In quantum mechanics we can express the action of time reversal on these operators as $\Theta\,\mathbf{x}\,\Theta^\dagger = \mathbf{x}$ and $\Theta\,\mathbf{p}\,\Theta^\dagger = -\mathbf{p}$. It is worth mentioning here that the time reversal operator, $\Theta$, is anti-unitary, which allows it to be expressed as $\Theta = UK$ where $U$ is unitary and $K$ is the complex conjugation operator.
As for the creation/annihilation operators used in second quantization the sign changes under $\Theta$ would suggest a transformation of $a_r \rightarrow a_r$ and $a_k \rightarrow a_{-k}$. If you are worried about the fact that $k$ represents a crystal momentum and not a true momentum you can just take the position transformation, which is perhaps more trustworthy, and use $a_k = \sum_r \, a_r \,\mathrm{exp}[ -\mathrm{i} k\cdot r]$ to verify $a_k \rightarrow a_{-k}$ directly.
Using these transformations you should be able to verify that the tight-binding Hamiltonian is invariant under time reversal in position and momentum space for a lattice with or without a basis.
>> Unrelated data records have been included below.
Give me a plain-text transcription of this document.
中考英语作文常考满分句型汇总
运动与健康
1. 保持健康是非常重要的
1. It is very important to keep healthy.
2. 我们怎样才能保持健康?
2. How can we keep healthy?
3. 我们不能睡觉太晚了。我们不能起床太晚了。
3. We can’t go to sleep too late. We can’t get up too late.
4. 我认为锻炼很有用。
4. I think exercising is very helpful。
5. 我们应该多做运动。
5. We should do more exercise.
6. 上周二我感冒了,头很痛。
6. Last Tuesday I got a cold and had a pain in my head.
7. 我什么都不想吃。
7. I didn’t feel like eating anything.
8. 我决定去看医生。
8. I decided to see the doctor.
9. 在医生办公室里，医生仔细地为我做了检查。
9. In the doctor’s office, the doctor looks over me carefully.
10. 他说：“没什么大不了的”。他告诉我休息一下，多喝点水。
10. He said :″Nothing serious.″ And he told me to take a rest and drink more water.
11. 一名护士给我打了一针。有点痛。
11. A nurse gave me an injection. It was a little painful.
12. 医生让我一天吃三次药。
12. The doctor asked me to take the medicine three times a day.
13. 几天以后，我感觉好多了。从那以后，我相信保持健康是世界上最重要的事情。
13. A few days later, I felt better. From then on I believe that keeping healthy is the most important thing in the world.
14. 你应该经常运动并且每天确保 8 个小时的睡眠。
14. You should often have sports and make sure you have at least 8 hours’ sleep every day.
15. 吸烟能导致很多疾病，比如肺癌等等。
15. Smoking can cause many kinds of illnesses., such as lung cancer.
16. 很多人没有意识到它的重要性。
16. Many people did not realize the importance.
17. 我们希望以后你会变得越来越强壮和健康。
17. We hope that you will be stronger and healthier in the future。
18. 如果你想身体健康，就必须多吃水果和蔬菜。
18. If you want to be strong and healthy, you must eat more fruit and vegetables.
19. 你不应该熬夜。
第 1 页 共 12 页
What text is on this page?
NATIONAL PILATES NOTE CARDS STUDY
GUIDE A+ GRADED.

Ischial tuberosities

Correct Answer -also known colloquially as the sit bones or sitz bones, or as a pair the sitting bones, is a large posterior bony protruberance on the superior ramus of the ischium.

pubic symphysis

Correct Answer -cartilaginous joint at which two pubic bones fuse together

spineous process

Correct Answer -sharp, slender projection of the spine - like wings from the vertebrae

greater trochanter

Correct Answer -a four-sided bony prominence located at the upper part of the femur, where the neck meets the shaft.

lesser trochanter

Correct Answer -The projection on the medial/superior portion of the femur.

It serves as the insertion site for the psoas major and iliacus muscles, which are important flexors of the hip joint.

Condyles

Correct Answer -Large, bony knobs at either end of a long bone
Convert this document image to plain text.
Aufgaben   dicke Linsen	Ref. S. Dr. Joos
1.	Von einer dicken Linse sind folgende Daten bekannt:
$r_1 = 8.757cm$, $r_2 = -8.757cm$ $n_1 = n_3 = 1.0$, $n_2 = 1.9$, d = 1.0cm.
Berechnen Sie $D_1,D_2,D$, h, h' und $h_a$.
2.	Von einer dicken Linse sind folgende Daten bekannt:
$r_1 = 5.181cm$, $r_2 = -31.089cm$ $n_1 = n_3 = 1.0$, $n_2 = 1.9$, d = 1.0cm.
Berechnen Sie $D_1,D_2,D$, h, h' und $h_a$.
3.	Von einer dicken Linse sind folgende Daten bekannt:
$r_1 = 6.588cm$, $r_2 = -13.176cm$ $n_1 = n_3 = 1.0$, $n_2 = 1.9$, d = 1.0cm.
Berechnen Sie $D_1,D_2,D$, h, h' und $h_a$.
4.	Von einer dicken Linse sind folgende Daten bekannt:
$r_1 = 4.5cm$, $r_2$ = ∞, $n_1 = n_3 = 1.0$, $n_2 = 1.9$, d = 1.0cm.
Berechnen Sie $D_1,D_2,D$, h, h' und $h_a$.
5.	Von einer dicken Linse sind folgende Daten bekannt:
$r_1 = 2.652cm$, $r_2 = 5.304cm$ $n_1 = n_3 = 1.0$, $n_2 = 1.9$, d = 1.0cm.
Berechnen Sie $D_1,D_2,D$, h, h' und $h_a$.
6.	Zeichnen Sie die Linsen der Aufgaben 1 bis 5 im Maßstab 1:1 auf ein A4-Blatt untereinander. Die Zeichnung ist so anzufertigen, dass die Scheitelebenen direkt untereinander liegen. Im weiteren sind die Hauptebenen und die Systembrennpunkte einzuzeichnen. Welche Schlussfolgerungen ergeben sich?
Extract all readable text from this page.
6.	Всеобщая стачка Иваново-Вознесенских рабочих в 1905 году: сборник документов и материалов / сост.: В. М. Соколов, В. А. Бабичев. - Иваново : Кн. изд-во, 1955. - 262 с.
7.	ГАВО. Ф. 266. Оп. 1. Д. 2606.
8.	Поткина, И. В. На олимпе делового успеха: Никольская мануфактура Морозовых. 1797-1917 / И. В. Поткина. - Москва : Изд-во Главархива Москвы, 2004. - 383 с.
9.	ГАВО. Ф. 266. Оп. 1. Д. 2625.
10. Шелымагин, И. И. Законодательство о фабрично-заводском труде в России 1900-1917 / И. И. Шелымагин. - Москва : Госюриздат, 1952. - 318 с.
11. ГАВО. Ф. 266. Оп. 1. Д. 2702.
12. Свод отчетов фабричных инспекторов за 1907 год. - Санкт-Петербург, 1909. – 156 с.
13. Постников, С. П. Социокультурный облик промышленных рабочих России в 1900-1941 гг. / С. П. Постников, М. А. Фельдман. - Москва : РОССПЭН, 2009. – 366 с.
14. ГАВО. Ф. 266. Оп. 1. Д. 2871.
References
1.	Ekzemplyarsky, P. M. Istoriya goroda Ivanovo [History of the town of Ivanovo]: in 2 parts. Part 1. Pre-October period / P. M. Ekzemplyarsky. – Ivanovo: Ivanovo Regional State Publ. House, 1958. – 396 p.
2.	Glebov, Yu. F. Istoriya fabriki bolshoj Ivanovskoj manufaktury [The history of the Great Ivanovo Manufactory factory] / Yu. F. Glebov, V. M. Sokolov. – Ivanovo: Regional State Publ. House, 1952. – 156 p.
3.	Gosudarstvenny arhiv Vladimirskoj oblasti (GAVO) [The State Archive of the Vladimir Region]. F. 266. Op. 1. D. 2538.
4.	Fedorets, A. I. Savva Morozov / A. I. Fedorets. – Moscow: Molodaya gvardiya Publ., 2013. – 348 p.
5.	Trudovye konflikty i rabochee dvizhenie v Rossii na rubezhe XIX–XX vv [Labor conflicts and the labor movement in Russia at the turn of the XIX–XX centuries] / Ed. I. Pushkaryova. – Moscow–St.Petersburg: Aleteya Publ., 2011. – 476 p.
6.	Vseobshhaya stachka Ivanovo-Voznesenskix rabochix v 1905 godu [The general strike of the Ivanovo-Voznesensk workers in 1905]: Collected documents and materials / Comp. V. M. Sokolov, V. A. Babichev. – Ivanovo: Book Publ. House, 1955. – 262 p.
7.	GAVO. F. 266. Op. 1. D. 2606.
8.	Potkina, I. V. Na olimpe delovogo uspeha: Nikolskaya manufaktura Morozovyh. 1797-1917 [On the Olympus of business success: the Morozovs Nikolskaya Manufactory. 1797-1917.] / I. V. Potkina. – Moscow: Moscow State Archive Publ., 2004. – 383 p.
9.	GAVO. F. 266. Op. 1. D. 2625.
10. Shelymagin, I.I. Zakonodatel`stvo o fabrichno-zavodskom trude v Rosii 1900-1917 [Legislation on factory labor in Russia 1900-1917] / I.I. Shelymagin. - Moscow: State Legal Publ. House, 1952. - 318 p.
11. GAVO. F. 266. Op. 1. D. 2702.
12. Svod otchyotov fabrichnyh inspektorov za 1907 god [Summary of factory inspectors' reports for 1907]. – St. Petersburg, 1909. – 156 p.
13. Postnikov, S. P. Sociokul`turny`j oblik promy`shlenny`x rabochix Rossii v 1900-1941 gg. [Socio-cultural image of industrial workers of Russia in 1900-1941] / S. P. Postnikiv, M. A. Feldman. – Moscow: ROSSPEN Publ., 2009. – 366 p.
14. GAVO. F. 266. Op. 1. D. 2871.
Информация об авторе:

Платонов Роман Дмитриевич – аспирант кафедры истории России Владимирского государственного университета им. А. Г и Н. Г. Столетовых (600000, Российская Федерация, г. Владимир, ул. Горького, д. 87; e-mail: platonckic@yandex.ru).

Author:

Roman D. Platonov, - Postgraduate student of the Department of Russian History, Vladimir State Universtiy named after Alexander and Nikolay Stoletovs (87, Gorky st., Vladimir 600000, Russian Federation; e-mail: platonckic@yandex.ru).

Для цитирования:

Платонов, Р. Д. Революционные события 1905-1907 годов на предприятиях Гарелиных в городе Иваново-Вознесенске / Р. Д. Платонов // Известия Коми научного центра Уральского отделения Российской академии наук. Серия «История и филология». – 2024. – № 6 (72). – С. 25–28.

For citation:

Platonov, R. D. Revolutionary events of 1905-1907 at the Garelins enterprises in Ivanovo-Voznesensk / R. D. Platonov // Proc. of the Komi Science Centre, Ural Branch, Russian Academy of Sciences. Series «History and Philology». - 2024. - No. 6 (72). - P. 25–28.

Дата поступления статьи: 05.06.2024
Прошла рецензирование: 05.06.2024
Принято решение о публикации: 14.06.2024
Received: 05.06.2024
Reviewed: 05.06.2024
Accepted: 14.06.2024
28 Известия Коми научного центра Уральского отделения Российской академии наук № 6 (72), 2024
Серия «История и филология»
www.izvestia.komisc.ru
Keep in mind that you would generally take the complex conjugate of the coefficients in $H$, however in your case $t$ and $\epsilon_k$ are both real. Its important to remember though, mostly to make sure $H$ stays hermitian.
As far as your comment about $\sigma_y$, this is only necessary if you include spin. Spin changes sign under time reversal so $\Theta\,\mathbf{S}\,\Theta^\dagger = -\mathbf{S}$. In this case, we can formally write $\Theta = \mathrm{exp}[-i \pi J_y]\,K$, which is probably the relation you are alluding to.
According to J.J. Sakurai's Modern Quantum Mechanics one possible convention for the time-reversed angular momentum states is $\Theta | j,m\rangle = (-1)^m |j,-m\rangle$. This suggests that with spin indices the creation/annihilation operators transform like $a_{r,m} \rightarrow (-1)^m\,a_{r,-m}$ and $a_{k,m} \rightarrow (-1)^m \, a_{-k,-m}$ under time reversal. From what I understand, most spin Hamiltonians will be invariant under this transformation. An example when this is not the case would be in the presence of an external magnetic field which couples to the spins through a $\mathbf{S}\cdot \mathrm{B}-$like term.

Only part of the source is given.